Politik
Die Forscher stellten erneut ein erhebliches Ost-West-Gefälle fest.
Die Forscher stellten erneut ein erhebliches Ost-West-Gefälle fest.(Foto: dpa)
Montag, 28. August 2017

Betreuungsschlüssel verbessert: Kita-Qualität hängt stark vom Wohnort ab

Ob Kinder in Kitas gut betreut werden, hängt unter anderem davon ab, um wie viele Kinder sich die Erzieher gleichzeitig kümmern müssen. Einer Auswertung der Bertelsmann Stiftung zeigt: Die Betreuungsqualität unterliegt extremen regionalen Unterschieden.

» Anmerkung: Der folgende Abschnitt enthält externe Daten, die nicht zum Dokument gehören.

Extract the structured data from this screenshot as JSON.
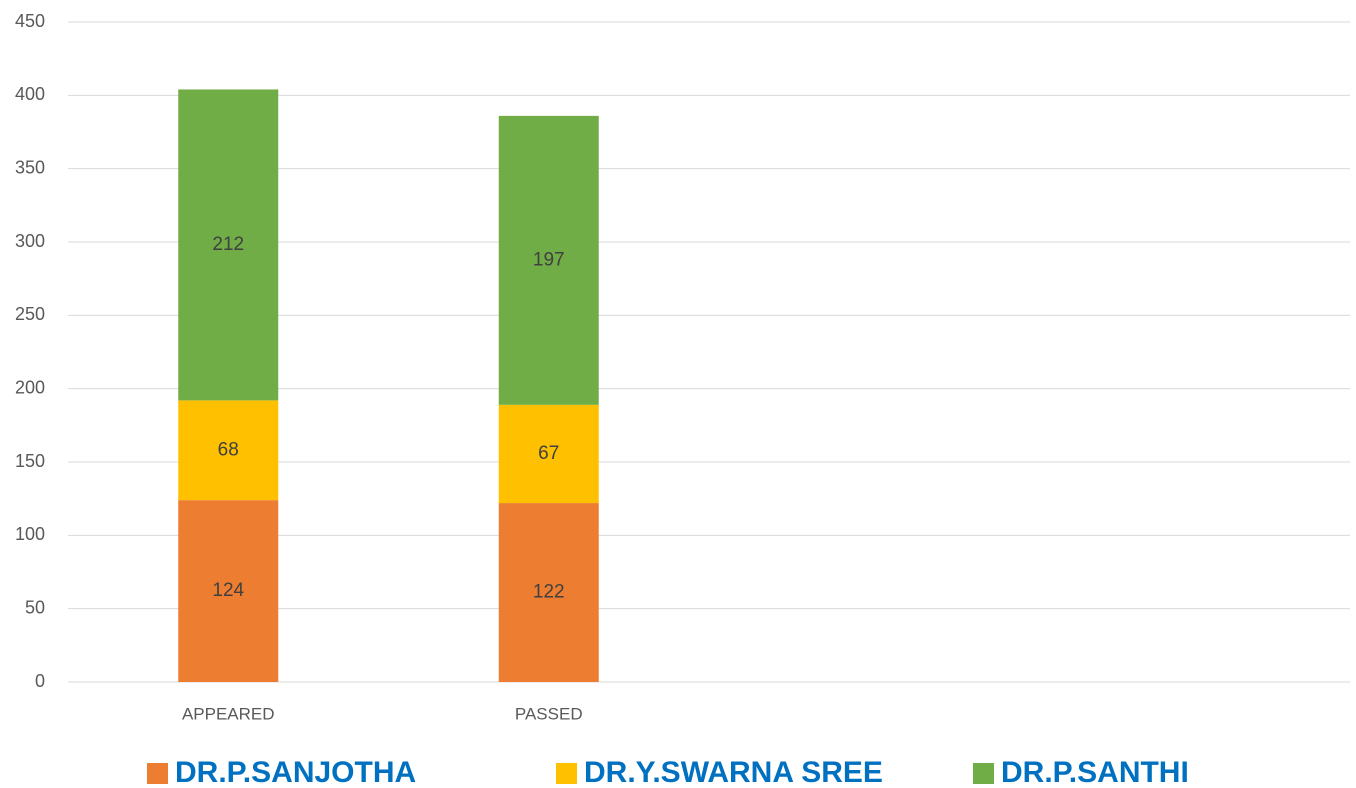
{
  "chart_data": {
    "type": "stacked_bar",
    "categories": [
      "APPEARED",
      "PASSED",
      null,
      null
    ],
    "series": [
      {
        "name": "DR.P.SANJOTHA",
        "color": "#ed7d31",
        "values": [
          124,
          122,
          null,
          null
        ]
      },
      {
        "name": "DR.Y.SWARNA SREE",
        "color": "#ffc000",
        "values": [
          68,
          67,
          null,
          null
        ]
      },
      {
        "name": "DR.P.SANTHI",
        "color": "#70ad47",
        "values": [
          212,
          197,
          null,
          null
        ]
      }
    ],
    "ylim": [
      0,
      450
    ],
    "yticks": [
      0,
      50,
      100,
      150,
      200,
      250,
      300,
      350,
      400,
      450
    ],
    "grid": true,
    "legend": "bottom"
  }
}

Die Qualität der Kinderbetreuung nimmt im bundesweiten Durchschnitt zu, ist jedoch noch immer stark vom Wohnort abhängig. Das ist das Ergebnis einer Studie der Bertelsmann Stiftung. Demnach kommen auf einen Erzieher in Vollzeit zum Stichtag 1. März 2016 4,3 ganztags betreute Unter-Dreijährige in Kindertagesstätten. Vier Jahre zuvor lag der Schlüssel noch bei 1:4,8. In Kindergärten, also Einrichtungen für Kinder ab drei Jahren, verbesserte sich der Wert von 9,8 auf 9,2 Kinder pro Fachkraft.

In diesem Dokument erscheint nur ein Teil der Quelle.